Hira Ali, Women & Ethnic Leadership Expert, Advancing Your Potential

“We need to implement interventions in a way that does not perpetuate harmful gender norms, discriminatory practices, and inequalities.”


Hira Ali, Women & Ethnic Leadership Expert, Advancing Your Potential

There is growing concern that gender-based inequalities around the world will soon surge, reversing progress on gender equality and sustainable development goals.

Losing ground at this stage will have dire consequences for women, especially when we have come this far. It’s imperative that women, girls, and other vulnerable groups are at the center of all efforts during and after this crisis.

Here’s how organizations can help.

Build awareness of the crisis’s impact on women.

Earlier recessions have demonstrated that the disadvantaged are less resilient financially and socially; some groups even face intersecting and multiple forms of discrimination.

We need to implement interventions in a way that does not perpetuate harmful gender norms, discriminatory practices, and inequalities.

To avoid that, it’s critical we are aware of how detrimental the crisis will be for women and how that impact will differ between genders.

Ensure women are included in key decisions and influential positions.

Research proves that diversity leads to richer, more productive, and more sustainable decisions. Yet, women comprise just 25% of global health leadership, and they’re also underrepresented in COVID-19 global health decision-making and leadership bodies. This is symptomatic of our wider society, where women continue to be underrepresented in leadership roles and boardrooms.

UN Women recommends a multi-stakeholder engagement, which ensures a gender-sensitive response to the Coronavirus guided by women politicians, key influencers, and decision makers.

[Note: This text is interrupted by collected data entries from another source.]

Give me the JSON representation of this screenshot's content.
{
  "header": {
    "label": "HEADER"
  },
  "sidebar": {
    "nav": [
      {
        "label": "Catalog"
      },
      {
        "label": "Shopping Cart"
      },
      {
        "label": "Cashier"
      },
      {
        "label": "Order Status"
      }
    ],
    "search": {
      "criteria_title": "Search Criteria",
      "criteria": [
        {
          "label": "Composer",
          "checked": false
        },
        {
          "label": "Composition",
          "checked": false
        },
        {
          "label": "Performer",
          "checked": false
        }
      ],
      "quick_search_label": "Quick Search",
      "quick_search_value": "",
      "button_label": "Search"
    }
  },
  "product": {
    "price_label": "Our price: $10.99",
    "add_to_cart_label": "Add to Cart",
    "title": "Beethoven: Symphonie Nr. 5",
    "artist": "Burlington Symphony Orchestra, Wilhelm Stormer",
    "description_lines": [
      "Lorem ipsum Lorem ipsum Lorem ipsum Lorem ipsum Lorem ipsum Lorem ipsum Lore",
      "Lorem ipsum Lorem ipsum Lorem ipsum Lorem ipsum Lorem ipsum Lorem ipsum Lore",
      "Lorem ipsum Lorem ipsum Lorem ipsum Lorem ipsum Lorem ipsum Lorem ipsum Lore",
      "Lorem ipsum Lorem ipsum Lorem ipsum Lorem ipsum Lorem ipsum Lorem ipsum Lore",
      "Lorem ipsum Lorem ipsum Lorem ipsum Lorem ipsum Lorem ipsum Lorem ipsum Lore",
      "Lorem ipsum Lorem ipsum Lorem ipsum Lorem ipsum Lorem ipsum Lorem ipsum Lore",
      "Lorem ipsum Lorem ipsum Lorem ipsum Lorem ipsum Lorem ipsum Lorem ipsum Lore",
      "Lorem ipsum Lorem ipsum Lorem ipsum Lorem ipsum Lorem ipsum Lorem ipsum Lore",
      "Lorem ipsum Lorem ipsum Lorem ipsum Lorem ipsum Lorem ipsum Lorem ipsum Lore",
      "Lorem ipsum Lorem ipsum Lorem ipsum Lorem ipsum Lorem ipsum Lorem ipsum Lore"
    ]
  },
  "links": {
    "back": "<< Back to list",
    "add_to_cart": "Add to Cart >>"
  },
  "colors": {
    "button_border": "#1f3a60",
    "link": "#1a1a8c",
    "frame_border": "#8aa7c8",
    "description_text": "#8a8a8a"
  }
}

Women’s voices and interests need to be reflected in the decision-making processes. We also need to ensure women are represented on task forces and response teams.

Offer and connect to relevant resources.

Isolation has also led to an alarming uptick in domestic violence.

Thousands of women already lack access to resources, hotlines, and shelters. Companies can play a key role in directing employees to services they need, including domestic violence hotlines as well as health and wellbeing contacts and referrals.

Address unconscious bias.

It’s important to continue vigilantly monitoring policies for biases that are weighted against women and can significantly impact their career progression.

In any crisis, it’s easy for such priorities to diminish; hence it’s crucial that every decision is informed by a structured due diligence process with continued accountability for diversity decisions.

Provide coaching, mentoring, and training programs.

Reports have highlighted how mental health will be impacted by this pandemic. It’s important for organizations to invest in internal or external coaches, mentors, and mental health experts who can help employees steer their way through uncertainty and anxiety. The latter can help employees confront their feelings, navigate through confusion, and overcome obstacles, limiting beliefs, and learned helplessness.

On top of the pressure and overwhelming nature of the current crisis, many women who are losing their jobs do not have the skills, nor the technology, to work from home or retrain for other employment.

Following outbreaks, women experience more irreconcilable work breaks than men do. Hence, it’s important to prioritize leadership and resilience trainings and corporate development programs that can empower women to reach the highest ranks in leadership.